Monday, April 20, 2009

The Great Motor Oil Caper

Marsh Harbor
No LL

Once again I made a giant mistake resulting in an awful mess out in our cockpit. Messes are bad always but messes on board boats or airplanes are especially nasty to deal with.

This time, I screwed up trying to add motor oil to our Honda generator. It has the very annoying kind of filler hole. It sits at an angle and one should fill it until the oil starts spilling out the hole. Well, I thought to avoid mess I could tip the generator back until the filler hole was vertical. I did that, and started pouring in oil from a quart bottle.

It seemed to take more oil than I thought. I kept checking by letting the generator tilt back down to flat and seeing if oil ran out the hole. None did, so I added more. I checked again, none came out so I added still more. Finally, it appeared full but not until I had put a whole pint of oil in. That seemed like a lot. I shrugged my shoulders and pulled the start cord.

She started right up just fine, but three seconds later she started squirting out a huge cloud of blue smoke. I stopped the engine right away. Then, dirty black oil started seeping out from the engine in all directions. It came from the carburetor, and out the air filter, from the muffler, and from under the frame. It seemed to come from every orifice.

Yee God. I must have grossly overfilled the engine with oil. When it started, the sloshing oil must have been sucked up in to the cylinder, and back out through the oil valve, the exhaust valve, and backed up through the carburetor to the air filter.

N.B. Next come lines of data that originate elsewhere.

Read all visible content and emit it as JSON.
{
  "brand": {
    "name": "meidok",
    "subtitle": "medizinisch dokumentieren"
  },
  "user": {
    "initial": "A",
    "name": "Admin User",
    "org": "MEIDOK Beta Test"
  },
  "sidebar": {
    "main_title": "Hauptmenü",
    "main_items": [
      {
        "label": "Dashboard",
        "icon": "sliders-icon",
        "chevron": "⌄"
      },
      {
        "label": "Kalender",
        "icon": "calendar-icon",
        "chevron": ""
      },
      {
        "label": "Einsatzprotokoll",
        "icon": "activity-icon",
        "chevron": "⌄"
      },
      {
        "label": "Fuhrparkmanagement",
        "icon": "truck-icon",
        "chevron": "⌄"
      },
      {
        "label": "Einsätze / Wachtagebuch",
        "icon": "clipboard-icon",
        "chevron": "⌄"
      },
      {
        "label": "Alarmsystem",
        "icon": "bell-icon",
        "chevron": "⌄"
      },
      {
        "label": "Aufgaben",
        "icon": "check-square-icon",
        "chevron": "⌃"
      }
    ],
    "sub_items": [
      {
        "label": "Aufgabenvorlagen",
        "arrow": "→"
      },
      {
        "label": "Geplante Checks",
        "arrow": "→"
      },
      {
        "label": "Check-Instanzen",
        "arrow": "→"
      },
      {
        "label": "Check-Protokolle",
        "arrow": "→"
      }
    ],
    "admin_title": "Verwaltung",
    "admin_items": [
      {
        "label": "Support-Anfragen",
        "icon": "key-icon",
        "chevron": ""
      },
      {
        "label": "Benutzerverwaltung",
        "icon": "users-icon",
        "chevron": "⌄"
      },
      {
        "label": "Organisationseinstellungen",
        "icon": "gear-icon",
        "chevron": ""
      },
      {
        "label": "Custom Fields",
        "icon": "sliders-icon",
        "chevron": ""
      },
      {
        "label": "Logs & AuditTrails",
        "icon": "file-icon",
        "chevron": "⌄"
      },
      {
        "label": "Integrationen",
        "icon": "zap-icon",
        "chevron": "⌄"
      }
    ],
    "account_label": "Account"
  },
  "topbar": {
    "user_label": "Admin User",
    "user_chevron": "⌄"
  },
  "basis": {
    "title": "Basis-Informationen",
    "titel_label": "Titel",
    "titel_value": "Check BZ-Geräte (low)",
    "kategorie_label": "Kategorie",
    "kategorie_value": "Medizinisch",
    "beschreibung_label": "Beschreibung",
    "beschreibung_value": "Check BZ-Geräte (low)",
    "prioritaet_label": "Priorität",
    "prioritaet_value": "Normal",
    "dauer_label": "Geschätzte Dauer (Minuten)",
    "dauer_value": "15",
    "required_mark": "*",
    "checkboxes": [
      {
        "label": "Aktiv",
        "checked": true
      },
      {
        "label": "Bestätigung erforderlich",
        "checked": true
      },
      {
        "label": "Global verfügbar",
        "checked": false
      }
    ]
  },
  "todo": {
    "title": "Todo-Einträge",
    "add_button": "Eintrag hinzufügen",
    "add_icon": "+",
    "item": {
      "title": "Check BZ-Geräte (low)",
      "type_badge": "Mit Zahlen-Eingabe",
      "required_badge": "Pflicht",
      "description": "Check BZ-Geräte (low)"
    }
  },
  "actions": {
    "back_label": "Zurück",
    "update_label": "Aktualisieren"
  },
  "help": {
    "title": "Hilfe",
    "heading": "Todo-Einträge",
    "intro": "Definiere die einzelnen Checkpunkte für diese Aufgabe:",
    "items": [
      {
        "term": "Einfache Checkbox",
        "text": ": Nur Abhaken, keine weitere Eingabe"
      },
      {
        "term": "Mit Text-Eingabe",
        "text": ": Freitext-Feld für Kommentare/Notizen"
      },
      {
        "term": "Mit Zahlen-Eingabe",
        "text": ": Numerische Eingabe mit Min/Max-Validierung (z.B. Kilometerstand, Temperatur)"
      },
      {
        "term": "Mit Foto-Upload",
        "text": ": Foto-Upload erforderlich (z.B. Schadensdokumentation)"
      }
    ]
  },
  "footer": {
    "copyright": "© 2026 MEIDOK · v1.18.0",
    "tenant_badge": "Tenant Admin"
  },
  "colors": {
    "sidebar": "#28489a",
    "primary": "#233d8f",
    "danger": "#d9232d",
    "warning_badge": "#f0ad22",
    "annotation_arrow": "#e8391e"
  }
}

I grabbed a rag and started trying to keep the mess from spreading, but it was soon overwhelmed. I scrambled inside the boat to grab an oil-absorbent cloth. When I came back, the puddle of oil had spread even more. Soon the absorbent cloth was saturated with dirty oil and I had to get another one. In the meantime the oil was covering the seats, leaking down into the lazarette storage and spreading second by second.

Well, to recover from this I had to remove and clean the spark plug, and the carburetor and the air filter. Then I put it all back together and pulled the start cord once again. I was worried that the engine might never run again until it was thoroughly cleaned. I was wrong, It started right away. Honda makes good engines. It was still making blue smoke as it burned the oil coating engine parts but it kept running. I left it running. After an hour the smoke stopped and everything is back to normal.

Ay ay ay. How stupid of me.

1 comment:

  1. Ken; S/V Parfait; Raleigh, NC4/21/2009 10:49 AM

    Me again. Your story is so much better than any of mine of late. I can't stop laughing. I keep trying to outsmart other engineers who got paid for what they did, and it is almost always true that they did their job as best they could for the general public who wouldn't be smart enough to tilt the engine to prevent spills, etc.

    I am still laughing. Misery loves company.

    Isn't it great that Honda makes engines that are almost engineer-proof? I have a Honda genset on the garage floor awaiting repair, maintenance and installation in the GMC motorhome. Would you like to stop by and help?